“I believe.” Those first two words of the most historic creed of the Christian faith underline the fact that belief is central to true Christianity. Easter, like Christmas, comes once a year to remind us of the beliefs that are central and essential.

As a matter of fact, Christianity is not belief in belief, it is belief in Christ, and all that the Bible reveals about who He is and what He has accomplished for us. We do not believe in the Christ of our imagination but in the Christ of Scripture— the Christ believed in by all Christians in all places throughout all time.

The Apostles’ Creed emerged in the earliest centuries of the church as a concise summary of biblical truth. Our ultimate authority is Scripture, and the creed did not displace the Bible, but sought to summarize its essential teachings. These truths are what the apostles preached. All Christians believe more than is contained in the Apostles’ Creed, but none can believe less.

The creed begins with belief in “God the Father Almighty, Maker of heaven and earth,” and then goes immediately to Jesus Christ, “His only Son, our Lord.” What does the Bible reveal about Jesus? As the creed states, He was “conceived of the Holy Spirit, born of the Virgin Mary, suffered under Pontius Pilate, was crucified, dead, and buried.”

Christmas focuses our attention on those first words about Jesus, and then we turn to the events that reach their fulfillment in our Lord’s crucifixion, death, and burial.

Soon comes the trumpet blast of Christ’s resurrection – “The third day He arose again from the dead.”

In Romans 10:9, the Apostle Paul tells us that if we “confess with your mouth that Jesus Christ is Lord and believe in your heart that God raised Him from the dead, you will be saved.”

That is really good news. In fact, the fact that Jesus Christ was raised from the dead is the greatest news of all, because it is the good news of salvation to all who believe in Him.

Christianity is not just another form of spirituality. The Christian faith is not just a set of optional beliefs. Christians are those who believe the very truths expressed so powerfully and succinctly in the Apostles’ Creed. The creed doesn’t save – Jesus saves – but the creed summarizes how Jesus saves.

Every year, the celebration of Easter reminds us of the centrality of the death and resurrection of Jesus. Christ is the very foundation of our faith. He died in our place and was raised from the dead by the Father, announcing Christ’s victory over sin and death and the grave.
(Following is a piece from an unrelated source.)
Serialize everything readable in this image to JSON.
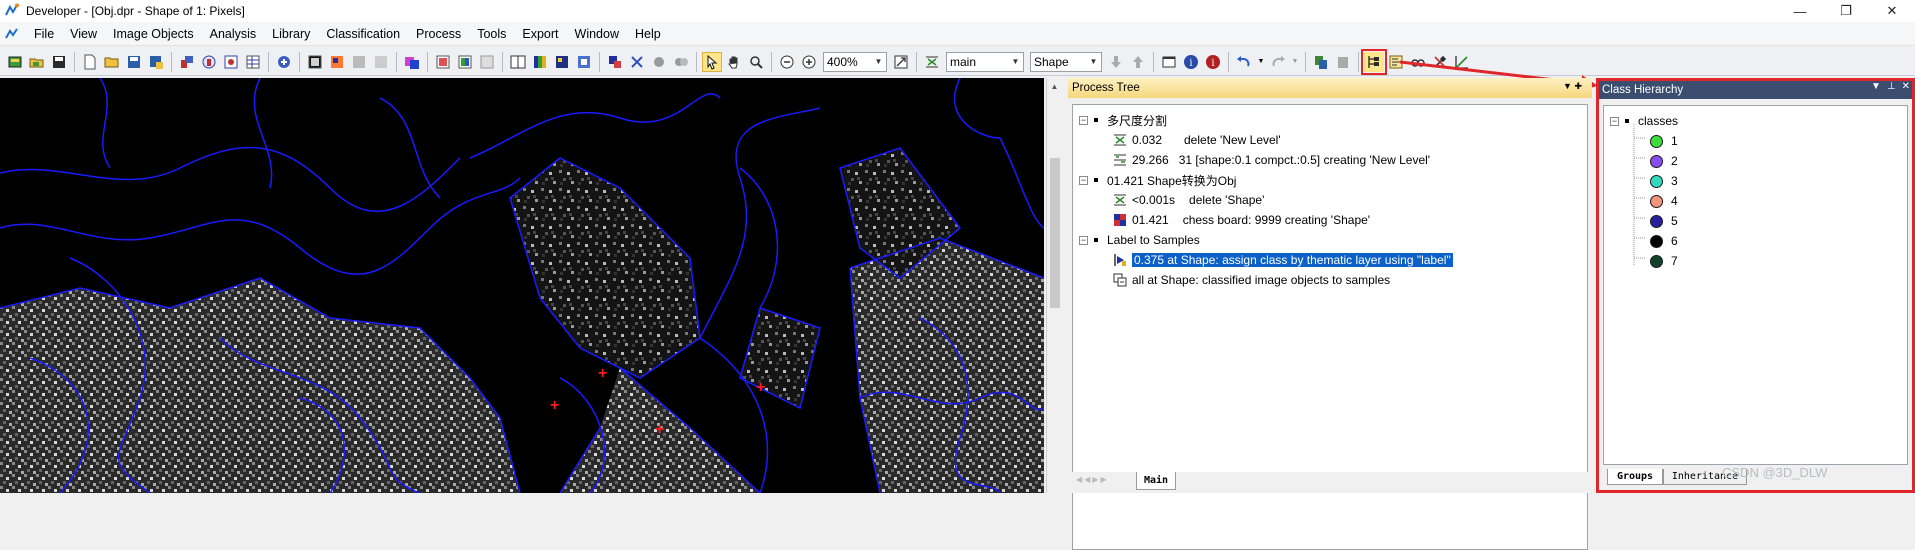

Christians do not believe merely that this is our story. As the Apostles’ Creed makes emphatically clear, we believe that these things happened, exactly as the Bible says.

All four of the Gospels, Matthew, Mark, Luke, and John present a consistent witness to the bodily resurrection of Jesus. The raising of Christ from the dead energized and validated the message of the apostles and the early Church. Preaching soon after the resurrection, the Apostle Peter boldly proclaimed the assurance that Jesus Christ is the divine Savior precisely because God raised Him up from the grave: “God raised Him up, loosing the pangs of death, because it was not possible for Him to be held by it.” [Acts 2:24]

The New Testament refers to authentic Christianity as “the faith that was once for all delivered to saints.” [Jude 3]  This means that Christians do not hold to evolving beliefs that are understood to change over time. We believe in truth as revealed in God’s Word, unchanged and unchanging.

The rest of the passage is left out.